Data from adults with recorded BMI ≥ 30 kg/m2 (United States [US]; Optum's deidentified Clinformatics Data Mart database) or ≥ 25 kg/m2 (Japan; Medical Data Vision) between 2016 and 2024 were included. Characteristics were described at index (most recent BMI or obesity diagnosis), stratified by presence versus absence of prior recorded obesity diagnosis.
In the United States (N = 3,584,120; 70.1% with obesity diagnosis), prevalence of interrelated diseases was high overall and higher in those with versus without obesity diagnosis, e.g., type 2 diabetes (49.3% vs. 29.9%), chronic kidney disease (32.9% vs. 18.8%), and heart failure (23.3% vs. 9.8%).
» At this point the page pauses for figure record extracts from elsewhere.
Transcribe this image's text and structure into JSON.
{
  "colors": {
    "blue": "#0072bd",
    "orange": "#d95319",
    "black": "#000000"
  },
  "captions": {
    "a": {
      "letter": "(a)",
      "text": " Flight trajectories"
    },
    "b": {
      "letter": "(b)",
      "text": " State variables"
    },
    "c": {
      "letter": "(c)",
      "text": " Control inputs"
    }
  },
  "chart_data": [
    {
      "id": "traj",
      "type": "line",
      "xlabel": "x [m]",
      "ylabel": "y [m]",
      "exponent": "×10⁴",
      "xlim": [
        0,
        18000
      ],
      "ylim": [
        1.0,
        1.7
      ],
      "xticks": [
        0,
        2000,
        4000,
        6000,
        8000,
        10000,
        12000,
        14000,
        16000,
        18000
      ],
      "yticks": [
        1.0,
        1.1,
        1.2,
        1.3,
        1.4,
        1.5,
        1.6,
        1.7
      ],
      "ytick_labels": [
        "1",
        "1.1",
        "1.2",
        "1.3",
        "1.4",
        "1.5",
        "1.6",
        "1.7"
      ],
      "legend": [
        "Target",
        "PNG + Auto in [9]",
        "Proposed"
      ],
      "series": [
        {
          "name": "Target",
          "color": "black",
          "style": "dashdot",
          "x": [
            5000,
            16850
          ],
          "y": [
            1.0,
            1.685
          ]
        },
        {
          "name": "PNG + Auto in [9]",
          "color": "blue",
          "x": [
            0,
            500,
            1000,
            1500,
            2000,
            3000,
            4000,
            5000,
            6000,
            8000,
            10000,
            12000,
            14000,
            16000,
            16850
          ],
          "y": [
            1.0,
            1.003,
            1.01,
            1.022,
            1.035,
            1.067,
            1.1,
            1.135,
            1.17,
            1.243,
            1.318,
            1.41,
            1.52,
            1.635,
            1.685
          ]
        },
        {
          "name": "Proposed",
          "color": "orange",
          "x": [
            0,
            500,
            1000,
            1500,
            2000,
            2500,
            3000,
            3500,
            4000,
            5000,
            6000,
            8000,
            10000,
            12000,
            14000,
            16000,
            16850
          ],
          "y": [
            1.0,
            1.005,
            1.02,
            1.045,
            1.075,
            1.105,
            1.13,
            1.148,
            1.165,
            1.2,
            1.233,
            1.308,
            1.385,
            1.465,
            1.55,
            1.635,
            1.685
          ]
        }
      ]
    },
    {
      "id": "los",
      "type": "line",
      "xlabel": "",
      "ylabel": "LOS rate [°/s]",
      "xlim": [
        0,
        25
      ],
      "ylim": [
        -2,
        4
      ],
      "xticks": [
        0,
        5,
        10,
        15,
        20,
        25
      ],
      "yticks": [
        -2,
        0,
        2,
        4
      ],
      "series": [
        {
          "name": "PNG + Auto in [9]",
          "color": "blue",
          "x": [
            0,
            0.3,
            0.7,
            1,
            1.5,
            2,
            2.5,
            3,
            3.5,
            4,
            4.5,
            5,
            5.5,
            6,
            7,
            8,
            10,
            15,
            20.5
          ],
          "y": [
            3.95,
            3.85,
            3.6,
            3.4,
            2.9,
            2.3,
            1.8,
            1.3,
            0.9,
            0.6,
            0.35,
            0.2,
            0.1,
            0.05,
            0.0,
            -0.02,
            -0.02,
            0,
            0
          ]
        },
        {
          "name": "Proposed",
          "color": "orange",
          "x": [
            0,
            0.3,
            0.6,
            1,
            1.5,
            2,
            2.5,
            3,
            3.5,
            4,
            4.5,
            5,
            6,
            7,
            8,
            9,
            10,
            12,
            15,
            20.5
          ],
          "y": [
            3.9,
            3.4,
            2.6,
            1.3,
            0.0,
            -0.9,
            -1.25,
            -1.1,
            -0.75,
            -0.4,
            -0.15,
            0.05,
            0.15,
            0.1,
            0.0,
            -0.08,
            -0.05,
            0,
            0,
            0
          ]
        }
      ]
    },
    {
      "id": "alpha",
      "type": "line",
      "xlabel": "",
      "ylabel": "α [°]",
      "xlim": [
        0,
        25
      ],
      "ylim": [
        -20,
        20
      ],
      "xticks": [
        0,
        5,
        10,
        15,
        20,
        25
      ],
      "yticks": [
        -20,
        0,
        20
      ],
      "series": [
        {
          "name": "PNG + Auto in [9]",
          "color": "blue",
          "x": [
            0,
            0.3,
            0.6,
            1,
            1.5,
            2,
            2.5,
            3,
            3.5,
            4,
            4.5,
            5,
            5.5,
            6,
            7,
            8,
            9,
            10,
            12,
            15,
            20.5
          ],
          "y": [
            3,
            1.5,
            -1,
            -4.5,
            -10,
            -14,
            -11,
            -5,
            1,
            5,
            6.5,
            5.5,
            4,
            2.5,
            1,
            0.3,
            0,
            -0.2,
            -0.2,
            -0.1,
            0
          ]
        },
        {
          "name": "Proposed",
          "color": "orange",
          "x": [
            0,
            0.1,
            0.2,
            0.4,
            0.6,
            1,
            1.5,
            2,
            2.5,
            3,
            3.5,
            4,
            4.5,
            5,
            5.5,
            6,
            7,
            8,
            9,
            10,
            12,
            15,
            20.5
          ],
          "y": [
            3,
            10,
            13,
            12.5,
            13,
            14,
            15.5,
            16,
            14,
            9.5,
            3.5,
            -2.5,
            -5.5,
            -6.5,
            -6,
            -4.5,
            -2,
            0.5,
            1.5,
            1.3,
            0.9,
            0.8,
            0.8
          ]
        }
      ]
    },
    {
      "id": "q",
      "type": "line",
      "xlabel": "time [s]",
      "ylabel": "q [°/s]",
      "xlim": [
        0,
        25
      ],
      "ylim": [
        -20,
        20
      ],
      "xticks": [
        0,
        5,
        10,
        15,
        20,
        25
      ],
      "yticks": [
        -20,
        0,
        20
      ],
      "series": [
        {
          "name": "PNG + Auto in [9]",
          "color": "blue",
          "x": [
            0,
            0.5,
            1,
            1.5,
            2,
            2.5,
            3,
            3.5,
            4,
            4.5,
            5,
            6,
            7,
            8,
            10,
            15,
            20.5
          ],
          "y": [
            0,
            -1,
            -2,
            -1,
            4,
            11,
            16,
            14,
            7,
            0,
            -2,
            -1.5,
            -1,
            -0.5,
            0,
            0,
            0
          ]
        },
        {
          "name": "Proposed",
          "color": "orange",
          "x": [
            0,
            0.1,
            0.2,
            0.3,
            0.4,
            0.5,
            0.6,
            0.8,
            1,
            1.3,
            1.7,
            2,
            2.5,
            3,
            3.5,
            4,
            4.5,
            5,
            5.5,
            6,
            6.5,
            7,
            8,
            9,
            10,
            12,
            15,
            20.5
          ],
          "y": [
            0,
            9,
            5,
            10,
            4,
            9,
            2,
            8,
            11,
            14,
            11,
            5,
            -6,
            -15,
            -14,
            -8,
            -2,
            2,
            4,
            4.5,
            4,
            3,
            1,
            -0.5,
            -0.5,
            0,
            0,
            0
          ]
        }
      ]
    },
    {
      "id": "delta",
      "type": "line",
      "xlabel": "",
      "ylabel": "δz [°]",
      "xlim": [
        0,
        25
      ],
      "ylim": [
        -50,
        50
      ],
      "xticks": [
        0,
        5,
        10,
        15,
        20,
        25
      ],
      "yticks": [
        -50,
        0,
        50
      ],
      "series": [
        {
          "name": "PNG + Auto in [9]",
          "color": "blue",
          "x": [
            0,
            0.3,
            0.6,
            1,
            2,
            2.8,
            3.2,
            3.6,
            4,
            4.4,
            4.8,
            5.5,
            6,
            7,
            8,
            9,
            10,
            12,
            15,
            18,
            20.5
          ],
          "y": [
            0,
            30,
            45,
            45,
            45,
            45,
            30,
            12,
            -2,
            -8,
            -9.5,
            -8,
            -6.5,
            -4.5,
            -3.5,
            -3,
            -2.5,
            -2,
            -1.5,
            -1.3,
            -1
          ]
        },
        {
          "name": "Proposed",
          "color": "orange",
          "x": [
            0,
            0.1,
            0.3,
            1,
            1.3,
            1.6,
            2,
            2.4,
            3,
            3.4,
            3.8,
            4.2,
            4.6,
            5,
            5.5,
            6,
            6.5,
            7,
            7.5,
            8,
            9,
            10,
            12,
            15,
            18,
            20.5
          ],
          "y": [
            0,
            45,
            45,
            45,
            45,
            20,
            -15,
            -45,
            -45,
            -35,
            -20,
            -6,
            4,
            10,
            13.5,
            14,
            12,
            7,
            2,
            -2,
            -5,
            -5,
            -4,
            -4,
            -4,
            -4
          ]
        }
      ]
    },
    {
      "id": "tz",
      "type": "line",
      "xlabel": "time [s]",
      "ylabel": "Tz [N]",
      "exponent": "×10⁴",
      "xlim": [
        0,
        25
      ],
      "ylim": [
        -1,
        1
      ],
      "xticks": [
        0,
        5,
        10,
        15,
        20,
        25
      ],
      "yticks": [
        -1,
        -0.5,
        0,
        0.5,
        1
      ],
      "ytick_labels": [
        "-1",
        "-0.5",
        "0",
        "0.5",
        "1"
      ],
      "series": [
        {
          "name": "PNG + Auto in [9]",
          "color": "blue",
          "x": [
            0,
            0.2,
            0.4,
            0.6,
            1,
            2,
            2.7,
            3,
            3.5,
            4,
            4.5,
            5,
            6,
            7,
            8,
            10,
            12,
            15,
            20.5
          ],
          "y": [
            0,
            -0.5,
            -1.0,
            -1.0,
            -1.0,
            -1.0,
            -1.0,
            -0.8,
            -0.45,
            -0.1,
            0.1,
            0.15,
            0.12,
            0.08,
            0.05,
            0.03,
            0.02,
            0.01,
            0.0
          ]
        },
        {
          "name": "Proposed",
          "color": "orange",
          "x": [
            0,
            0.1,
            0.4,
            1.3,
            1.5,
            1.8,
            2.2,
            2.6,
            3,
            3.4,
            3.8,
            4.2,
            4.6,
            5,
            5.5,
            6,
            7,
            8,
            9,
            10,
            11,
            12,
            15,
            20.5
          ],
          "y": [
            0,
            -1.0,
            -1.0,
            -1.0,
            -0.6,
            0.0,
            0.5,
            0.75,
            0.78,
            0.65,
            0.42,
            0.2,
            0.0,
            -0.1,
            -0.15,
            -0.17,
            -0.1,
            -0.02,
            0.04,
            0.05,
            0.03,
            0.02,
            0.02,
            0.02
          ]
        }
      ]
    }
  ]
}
In Japan (N = 3,140,900; 2.3% with obesity diagnosis), interrelated disease burden was also higher in those with versus without obesity diagnosis, e.g., type 2 diabetes (42.2% vs. 25.9%) and chronic kidney disease (14.3% vs. 8.6%). In the United States, interrelated disease burden was generally higher for those first diagnosed in 2024 versus those diagnosed in 2016-2020.
In people with elevated BMI in the United States and Japan, there was underdiagnosis of obesity and a high prevalence of interrelated diseases.

PMID:
42470211
Bibliographic data and abstract were imported from PubMed on 18 Jul 2026.